The Champ turns 70 today, a fact driven home by the airing of many of his greatest fights on ESPN Classic over the weekend. I caught his epic battle with George Foreman Sunday for the umpteenth time and I'm always surprised by how Ali didn't just lay on the ropes for six rounds as often reported but kept hammering Foreman with straight rights and combinations, pretty much in every round.
I met Ali 20 years ago at a TV Hall of Fame induction ceremony in Florida. I honestly don't remember why I was there or how I came by the tux, but I'll never forget coming face-to-face with The Champ.
Ali was there to help salute Howard Cosell, then gravely ill and not in the room. Parkinson's had already limited Ali's vocal abilities, but he was all there otherwise. I found him in the crowded reception prior to the ceremony, respectfully approached and held out my hand. He shook it and listened as I told him something I always wanted to say to him if I ever got the chance.
I was a Toronto high school student when Ali fought Foreman in October of 1974 and the fight was not on free TV. The only access I had to it was on radio, and even then it was a blow-by-blow account after each round.
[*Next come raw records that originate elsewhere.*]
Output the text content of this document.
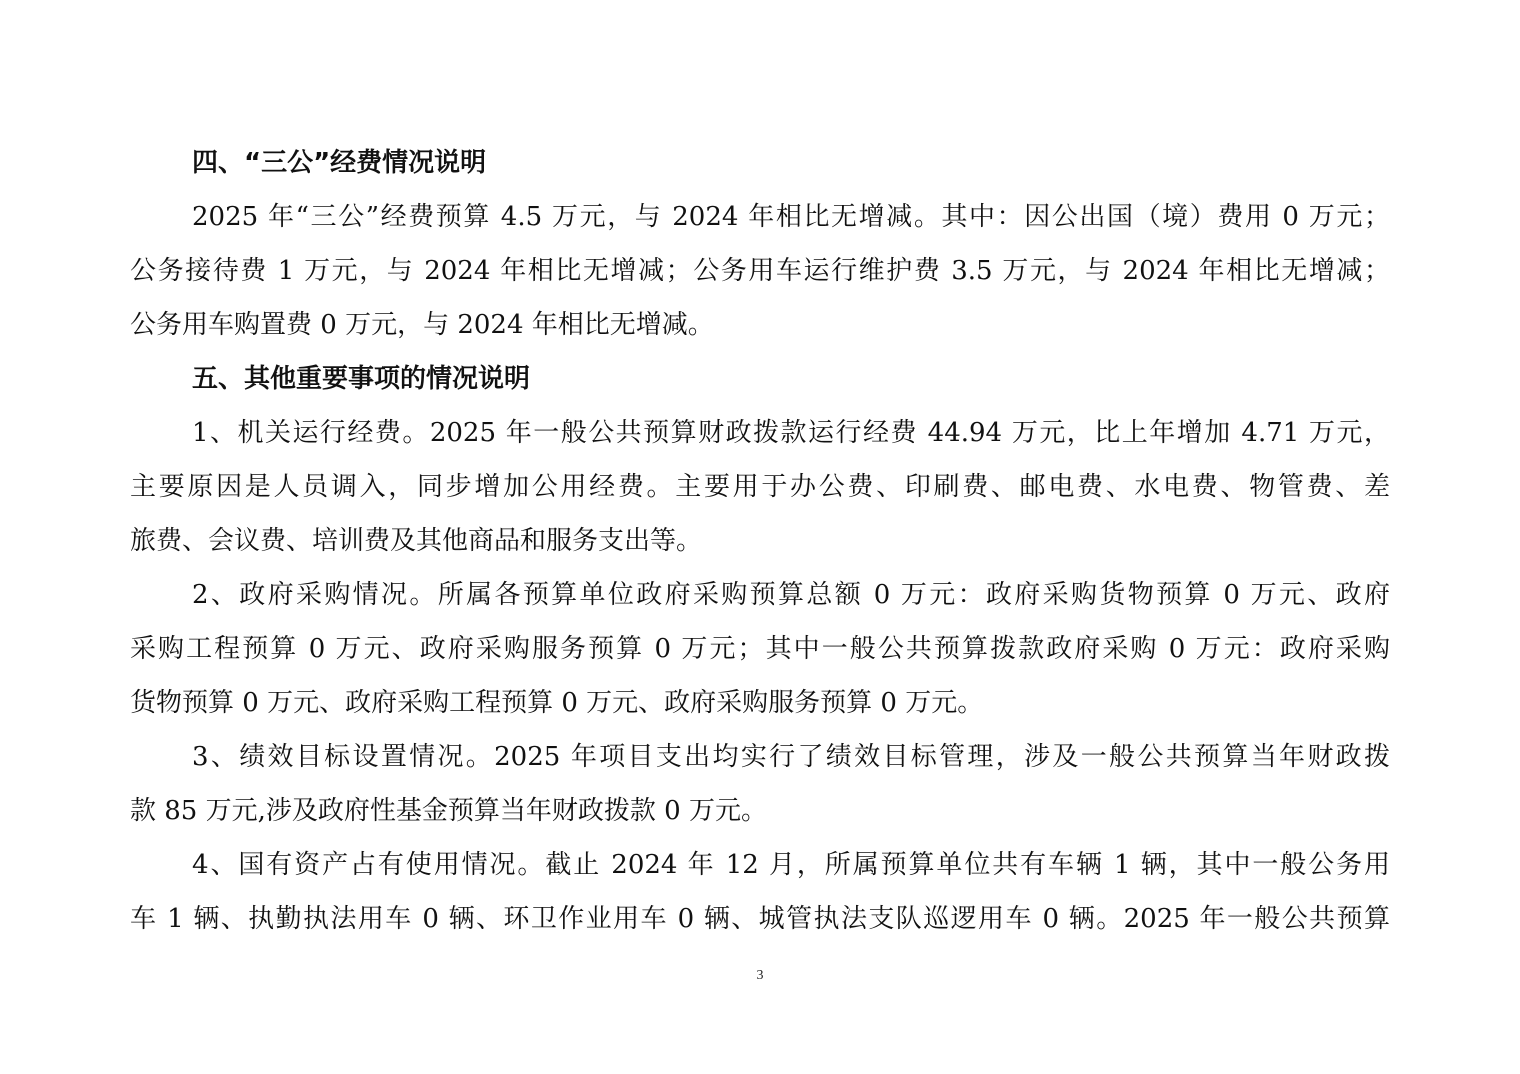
四、“三公”经费情况说明
2025 年“三公”经费预算 4.5 万元，与 2024 年相比无增减。其中：因公出国（境）费用 0 万元；
公务接待费 1 万元，与 2024 年相比无增减；公务用车运行维护费 3.5 万元，与 2024 年相比无增减；
公务用车购置费 0 万元，与 2024 年相比无增减。
五、其他重要事项的情况说明
1、机关运行经费。2025 年一般公共预算财政拨款运行经费 44.94 万元，比上年增加 4.71 万元，
主要原因是人员调入，同步增加公用经费。主要用于办公费、印刷费、邮电费、水电费、物管费、差
旅费、会议费、培训费及其他商品和服务支出等。
2、政府采购情况。所属各预算单位政府采购预算总额 0 万元：政府采购货物预算 0 万元、政府
采购工程预算 0 万元、政府采购服务预算 0 万元；其中一般公共预算拨款政府采购 0 万元：政府采购
货物预算 0 万元、政府采购工程预算 0 万元、政府采购服务预算 0 万元。
3、绩效目标设置情况。2025 年项目支出均实行了绩效目标管理，涉及一般公共预算当年财政拨
款 85 万元,涉及政府性基金预算当年财政拨款 0 万元。
4、国有资产占有使用情况。截止 2024 年 12 月，所属预算单位共有车辆 1 辆，其中一般公务用
车 1 辆、执勤执法用车 0 辆、环卫作业用车 0 辆、城管执法支队巡逻用车 0 辆。2025 年一般公共预算
3
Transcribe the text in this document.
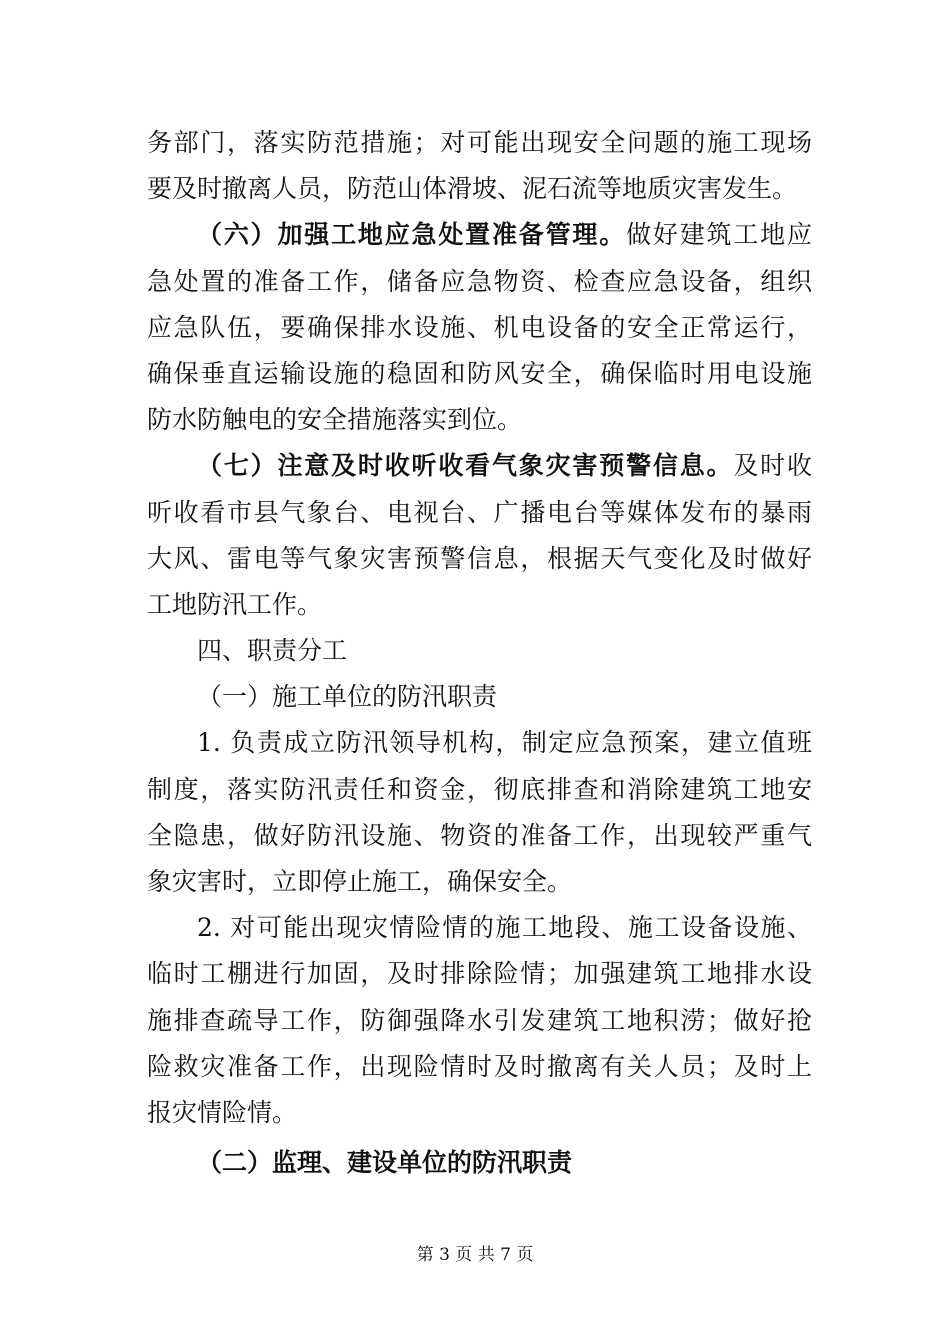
务部门，落实防范措施；对可能出现安全问题的施工现场
要及时撤离人员，防范山体滑坡、泥石流等地质灾害发生。
（六）加强工地应急处置准备管理。做好建筑工地应
急处置的准备工作，储备应急物资、检查应急设备，组织
应急队伍，要确保排水设施、机电设备的安全正常运行，
确保垂直运输设施的稳固和防风安全，确保临时用电设施
防水防触电的安全措施落实到位。
（七）注意及时收听收看气象灾害预警信息。及时收
听收看市县气象台、电视台、广播电台等媒体发布的暴雨
大风、雷电等气象灾害预警信息，根据天气变化及时做好
工地防汛工作。
四、职责分工
（一）施工单位的防汛职责
1. 负责成立防汛领导机构，制定应急预案，建立值班
制度，落实防汛责任和资金，彻底排查和消除建筑工地安
全隐患，做好防汛设施、物资的准备工作，出现较严重气
象灾害时，立即停止施工，确保安全。
2. 对可能出现灾情险情的施工地段、施工设备设施、
临时工棚进行加固，及时排除险情；加强建筑工地排水设
施排查疏导工作，防御强降水引发建筑工地积涝；做好抢
险救灾准备工作，出现险情时及时撤离有关人员；及时上
报灾情险情。
（二）监理、建设单位的防汛职责
第 3 页 共 7 页
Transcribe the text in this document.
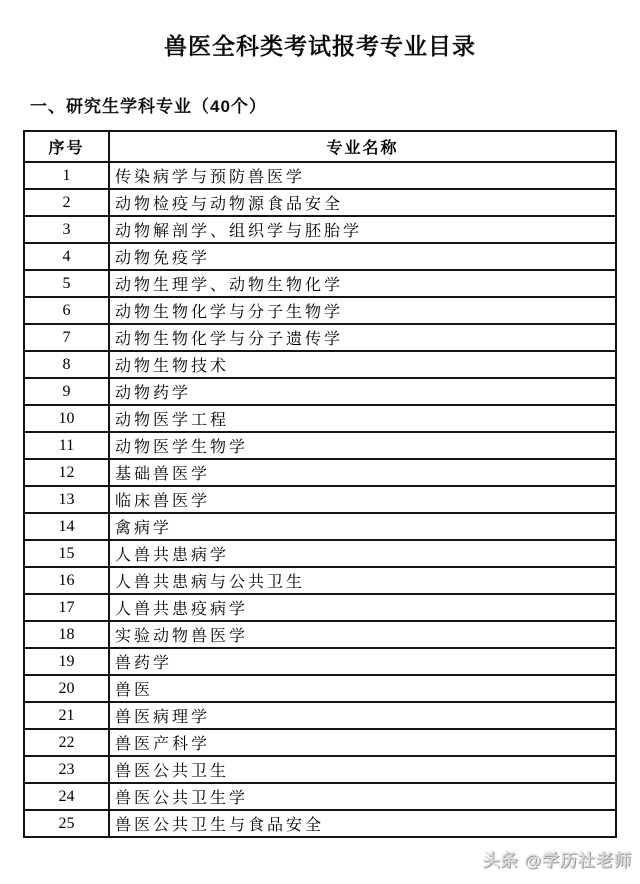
兽医全科类考试报考专业目录
一、研究生学科专业（40个）
序号	专业名称
1	传染病学与预防兽医学
2	动物检疫与动物源食品安全
3	动物解剖学、组织学与胚胎学
4	动物免疫学
5	动物生理学、动物生物化学
6	动物生物化学与分子生物学
7	动物生物化学与分子遗传学
8	动物生物技术
9	动物药学
10	动物医学工程
11	动物医学生物学
12	基础兽医学
13	临床兽医学
14	禽病学
15	人兽共患病学
16	人兽共患病与公共卫生
17	人兽共患疫病学
18	实验动物兽医学
19	兽药学
20	兽医
21	兽医病理学
22	兽医产科学
23	兽医公共卫生
24	兽医公共卫生学
25	兽医公共卫生与食品安全
头条 @学历社老师
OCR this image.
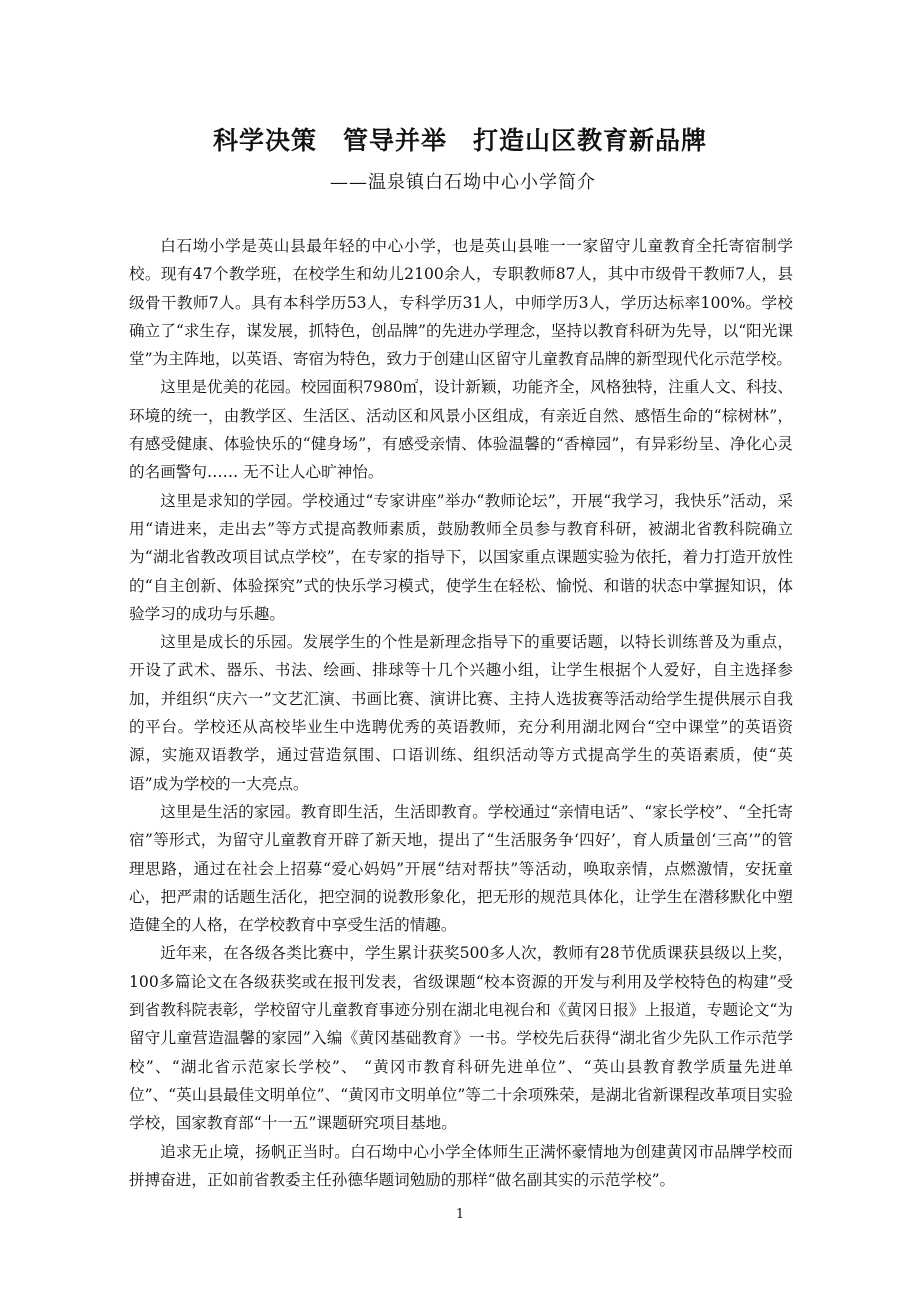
科学决策　管导并举　打造山区教育新品牌
——温泉镇白石坳中心小学简介

白石坳小学是英山县最年轻的中心小学，也是英山县唯一一家留守儿童教育全托寄宿制学校。现有47个教学班，在校学生和幼儿2100余人，专职教师87人，其中市级骨干教师7人，县级骨干教师7人。具有本科学历53人，专科学历31人，中师学历3人，学历达标率100%。学校确立了“求生存，谋发展，抓特色，创品牌”的先进办学理念，坚持以教育科研为先导，以“阳光课堂”为主阵地，以英语、寄宿为特色，致力于创建山区留守儿童教育品牌的新型现代化示范学校。

这里是优美的花园。校园面积7980㎡，设计新颖，功能齐全，风格独特，注重人文、科技、环境的统一，由教学区、生活区、活动区和风景小区组成，有亲近自然、感悟生命的“棕树林”，有感受健康、体验快乐的“健身场”，有感受亲情、体验温馨的“香樟园”，有异彩纷呈、净化心灵的名画警句…… 无不让人心旷神怡。

这里是求知的学园。学校通过“专家讲座”举办“教师论坛”，开展“我学习，我快乐”活动，采用“请进来，走出去”等方式提高教师素质，鼓励教师全员参与教育科研，被湖北省教科院确立为“湖北省教改项目试点学校”，在专家的指导下，以国家重点课题实验为依托，着力打造开放性的“自主创新、体验探究”式的快乐学习模式，使学生在轻松、愉悦、和谐的状态中掌握知识，体验学习的成功与乐趣。

这里是成长的乐园。发展学生的个性是新理念指导下的重要话题，以特长训练普及为重点，开设了武术、器乐、书法、绘画、排球等十几个兴趣小组，让学生根据个人爱好，自主选择参加，并组织“庆六一”文艺汇演、书画比赛、演讲比赛、主持人选拔赛等活动给学生提供展示自我的平台。学校还从高校毕业生中选聘优秀的英语教师，充分利用湖北网台“空中课堂”的英语资源，实施双语教学，通过营造氛围、口语训练、组织活动等方式提高学生的英语素质，使“英语”成为学校的一大亮点。

这里是生活的家园。教育即生活，生活即教育。学校通过“亲情电话”、“家长学校”、“全托寄宿”等形式，为留守儿童教育开辟了新天地，提出了“生活服务争‘四好’，育人质量创‘三高’”的管理思路，通过在社会上招募“爱心妈妈”开展“结对帮扶”等活动，唤取亲情，点燃激情，安抚童心，把严肃的话题生活化，把空洞的说教形象化，把无形的规范具体化，让学生在潜移默化中塑造健全的人格，在学校教育中享受生活的情趣。

近年来，在各级各类比赛中，学生累计获奖500多人次，教师有28节优质课获县级以上奖，100多篇论文在各级获奖或在报刊发表，省级课题“校本资源的开发与利用及学校特色的构建”受到省教科院表彰，学校留守儿童教育事迹分别在湖北电视台和《黄冈日报》上报道，专题论文“为留守儿童营造温馨的家园”入编《黄冈基础教育》一书。学校先后获得“湖北省少先队工作示范学校”、“湖北省示范家长学校”、 “黄冈市教育科研先进单位”、“英山县教育教学质量先进单位”、“英山县最佳文明单位”、“黄冈市文明单位”等二十余项殊荣，是湖北省新课程改革项目实验学校，国家教育部“十一五”课题研究项目基地。

追求无止境，扬帆正当时。白石坳中心小学全体师生正满怀豪情地为创建黄冈市品牌学校而拼搏奋进，正如前省教委主任孙德华题词勉励的那样“做名副其实的示范学校”。

1
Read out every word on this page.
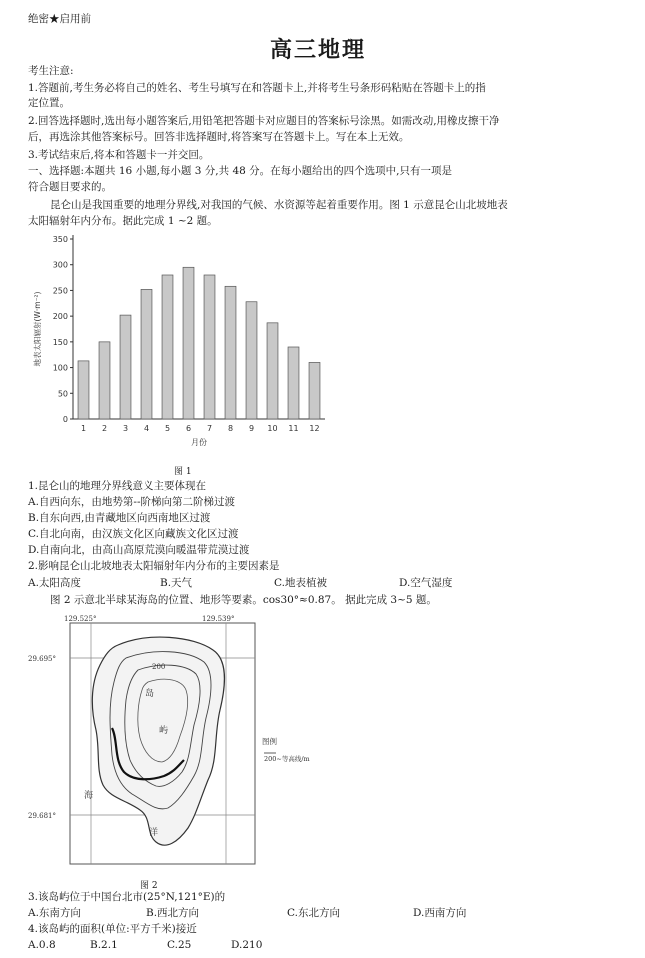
绝密★启用前
高三地理
考生注意:
1.答题前,考生务必将自己的姓名、考生号填写在和答题卡上,并将考生号条形码粘贴在答题卡上的指
定位置。
2.回答选择题时,选出每小题答案后,用铅笔把答题卡对应题目的答案标号涂黑。如需改动,用橡皮擦干净
后，再选涂其他答案标号。回答非选择题时,将答案写在答题卡上。写在本上无效。
3.考试结束后,将本和答题卡一并交回。
一、选择题:本题共 16 小题,每小题 3 分,共 48 分。在每小题给出的四个选项中,只有一项是
符合题目要求的。
昆仑山是我国重要的地理分界线,对我国的气候、水资源等起着重要作用。图 1 示意昆仑山北坡地表
太阳辐射年内分布。据此完成 1 ~2 题。
0
50
100
150
200
250
300
350
1 2 3 4 5 6 7 8 9 10 11 12
月份
地表太阳辐射(W·m⁻²)
图 1
1.昆仑山的地理分界线意义主要体现在
A.自西向东，由地势第--阶梯向第二阶梯过渡
B.自东向西,由青藏地区向西南地区过渡
C.自北向南，由汉族文化区向藏族文化区过渡
D.自南向北，由高山高原荒漠向暖温带荒漠过渡
2.影响昆仑山北坡地表太阳辐射年内分布的主要因素是
A.太阳高度	B.天气	C.地表植被	D.空气湿度
图 2 示意北半球某海岛的位置、地形等要素。cos30°≈0.87。 据此完成 3~5 题。
129.525°	129.539°
29.695°
29.681°
200
岛
屿
海
洋
图例
200~等高线/m
图 2
3.该岛屿位于中国台北市(25°N,121°E)的
A.东南方向	B.西北方向	C.东北方向	D.西南方向
4.该岛屿的面积(单位:平方千米)接近
A.0.8	B.2.1	C.25	D.210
I remember former Champ Floyd Patterson was in on the broadcast and that, a decade after Ali changed his name, Patterson still bitterly referred to Ali as Clay.
I had a project due for art class the next morning--turn a block of clay into a sculpture. I didn't want to miss the fight, so I listened to the radio as I chipped away at the clay.
The "Rumble in the Jungle," which was held outdoors in Zaire,Africa, sounded hopeless for Ali. He was a big underdog to then-champion Foreman, who was taller, eight years younger and a fearsome puncher. Foreman destroyed Joe Frazier, knocking him down six times over two rounds.
The radio reports sounded grim. Foreman was wailing away with hay makers, Ali was on the ropes. Patterson was positively gleeful.
As I told Ali, I was chipping away at this block of clay with a hammer and a chisel throughout the fight. Ali landed a right, chip. Foreman landed an uppercut, whack.
By the seventh, even Patterson could see Ali's rope-a-dope as well as the African heat had taken the punch out of Foreman. Ali knocked him out in the eighth.
The kicker, as I told Ali, was that I took that piece of clay to school the next day and got the highest art mark I ever got.
Telling that to Ali was all the reward I ever wanted. Then something truly magical happened.
Ali, who seemed touched by this story, bent down to place a black brief case he was carrying on the floor. He struggled a bit to do this, and it was hard to see first hand how much his once magnificent motor skills had deteriorated.
Then he stood up, and, just to me, held out his hands, palms up. He made the "nothing up my sleeve" gesture. He placed his outstretched firsts together, and slowly pulled a large, rainbow-coloured scarf out of the grip of one hand. He held the scarf up, then slowly poked it back into the hand. He then opened both hands to show that the scarf had disappeared.
I really thought I was dreaming. Then he got that playful look you used to see on TV when he was about to punk Cosell. He grabbed the thumb of his left hand AND PULLED IT OFF. He held it up to show me the scarf inside the fake thumb.
Some heroes when you meet them are made of clay. None were ever more magical, for me, than Muhammad Ali. Happy birthday, champ.